Lettre au Directeur de la CPAM de Boulogne sur mer
lundi 20 mars 2006
le 16 MARS 2006
DOCTEUR OLIVIER DEMARCQ
8 place de la Résistance
62200 BOULOGNE SUR MER
62 1 2257 3
Tél : 03 21 31 87 64
Monsieur le Directeur
CPAM 622
Monsieur le Directeur,
Je vous remercie de votre réponse à ma lettre du 06/02/06 me signalant que vous aviez donné des instructions pour régler les 24 € correspondant à 12 dossiers litigieux.
Malheureusement les services concernés me demandent quand même, pour liquider ces dossiers, des duplicata de déclaration de médecin traitant. D’autre part 9 nouveaux bordereaux erronés ont été portés à ma connaissance depuis cette lettre.

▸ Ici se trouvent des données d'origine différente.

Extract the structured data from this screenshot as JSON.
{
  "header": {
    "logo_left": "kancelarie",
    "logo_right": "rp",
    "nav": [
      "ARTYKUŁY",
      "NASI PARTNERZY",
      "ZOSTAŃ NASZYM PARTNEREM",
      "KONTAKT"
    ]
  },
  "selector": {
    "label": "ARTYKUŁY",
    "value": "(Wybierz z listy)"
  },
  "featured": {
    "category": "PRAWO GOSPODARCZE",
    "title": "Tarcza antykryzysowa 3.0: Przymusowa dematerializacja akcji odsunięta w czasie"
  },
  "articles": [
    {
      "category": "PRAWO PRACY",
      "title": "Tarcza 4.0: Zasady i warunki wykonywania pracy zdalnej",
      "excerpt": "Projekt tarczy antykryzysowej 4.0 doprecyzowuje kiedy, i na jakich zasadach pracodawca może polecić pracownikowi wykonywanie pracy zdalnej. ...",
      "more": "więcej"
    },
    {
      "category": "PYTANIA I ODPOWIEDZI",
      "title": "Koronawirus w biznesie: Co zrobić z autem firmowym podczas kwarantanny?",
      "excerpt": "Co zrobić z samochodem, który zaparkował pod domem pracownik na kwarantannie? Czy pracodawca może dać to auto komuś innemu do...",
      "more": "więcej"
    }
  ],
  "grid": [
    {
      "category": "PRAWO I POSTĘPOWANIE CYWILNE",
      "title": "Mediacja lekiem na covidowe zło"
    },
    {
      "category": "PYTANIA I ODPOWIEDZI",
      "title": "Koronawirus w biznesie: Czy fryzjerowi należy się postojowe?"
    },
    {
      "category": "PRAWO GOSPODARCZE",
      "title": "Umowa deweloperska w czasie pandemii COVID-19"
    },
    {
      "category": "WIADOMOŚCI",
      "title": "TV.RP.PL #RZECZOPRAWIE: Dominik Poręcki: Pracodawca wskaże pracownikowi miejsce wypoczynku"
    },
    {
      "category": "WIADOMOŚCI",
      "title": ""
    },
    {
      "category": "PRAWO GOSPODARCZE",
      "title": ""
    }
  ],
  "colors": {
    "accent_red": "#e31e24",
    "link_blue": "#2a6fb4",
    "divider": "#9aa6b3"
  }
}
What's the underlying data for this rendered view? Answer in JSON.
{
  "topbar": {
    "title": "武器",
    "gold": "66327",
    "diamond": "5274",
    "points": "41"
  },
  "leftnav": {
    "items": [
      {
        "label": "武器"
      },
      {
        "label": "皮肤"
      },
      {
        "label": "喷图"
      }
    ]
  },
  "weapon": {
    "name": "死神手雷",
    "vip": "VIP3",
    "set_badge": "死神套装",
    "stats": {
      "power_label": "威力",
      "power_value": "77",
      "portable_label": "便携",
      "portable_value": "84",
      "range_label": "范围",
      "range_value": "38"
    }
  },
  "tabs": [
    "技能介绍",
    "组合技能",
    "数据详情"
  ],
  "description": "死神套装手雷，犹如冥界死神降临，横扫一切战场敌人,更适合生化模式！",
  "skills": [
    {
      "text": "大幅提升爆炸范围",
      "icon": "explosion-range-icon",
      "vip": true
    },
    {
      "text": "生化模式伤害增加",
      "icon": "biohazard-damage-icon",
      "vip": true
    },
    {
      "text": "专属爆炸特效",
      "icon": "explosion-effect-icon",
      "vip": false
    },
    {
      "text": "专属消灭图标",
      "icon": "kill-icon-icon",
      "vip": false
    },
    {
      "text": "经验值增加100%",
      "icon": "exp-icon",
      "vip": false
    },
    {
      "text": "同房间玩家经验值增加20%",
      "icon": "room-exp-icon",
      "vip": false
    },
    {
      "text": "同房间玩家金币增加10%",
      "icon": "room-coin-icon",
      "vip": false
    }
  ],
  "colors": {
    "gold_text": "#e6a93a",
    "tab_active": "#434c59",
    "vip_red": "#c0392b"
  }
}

Mais le plus grave est la cessation de paiement des forfaits médecin référent qui me sont encore dûs et dont le total représente à ce jour la somme de 18 570.44 €.
Je vous serai donc reconnaissant de bien vouloir faire procéder à ce règlement à mon profit dans les meilleurs délais. Je choisis de vous adresser cette relance amiable, conscient que vous êtes, tout autant que moi, obligé d’appliquer une réforme injuste, inefficace, et imbécile, la loi étant la loi.
Vous savez pour m’avoir fréquenté lors des commissions paritaires, quel attachement à l’option Médecin Référent est le mien, et je regrette le temps où nous pouvions espérer, dans la concertation, améliorer et perfectionner cette expérimentation qui tôt ou tard aurait séduit et les patients et les médecins dans leur grande majorité.
Mon adhésion à l’Option ont modifié ma pratique : moins d’actes, moins de prescriptions, des patients mieux soignés sans perte globale significative d’honoraires. Ces modifications sont sans retour possible, je ne saurais revenir en arrière et mes patients ne le comprendraient pas. D’autre part j’ai investi en matériel et en secrétariat.
La perte substantielle d’honoraires du fait du non paiement des forfaits qui me sont dûs, m’oblige à vous prévenir que cette relance amiable sera suivie d’une mise en demeure par envoi recommandé avec la liste des forfaits non réglés et un duplicata de chaque contrat.
En l’absence de règlement dans les trente jours suivant cet envoi, je donnerai suite par une injonction de payer, assortie de tous les frais, indemnités pour le préjudice subi par moi-même et par mes patients sous contrat, que voudra bien reconnaître la justice.
Bien persuadé que nous n’en arriverons pas là, je vous prie d’agréer, M. le Directeur l’expression de mes salutations distinguées.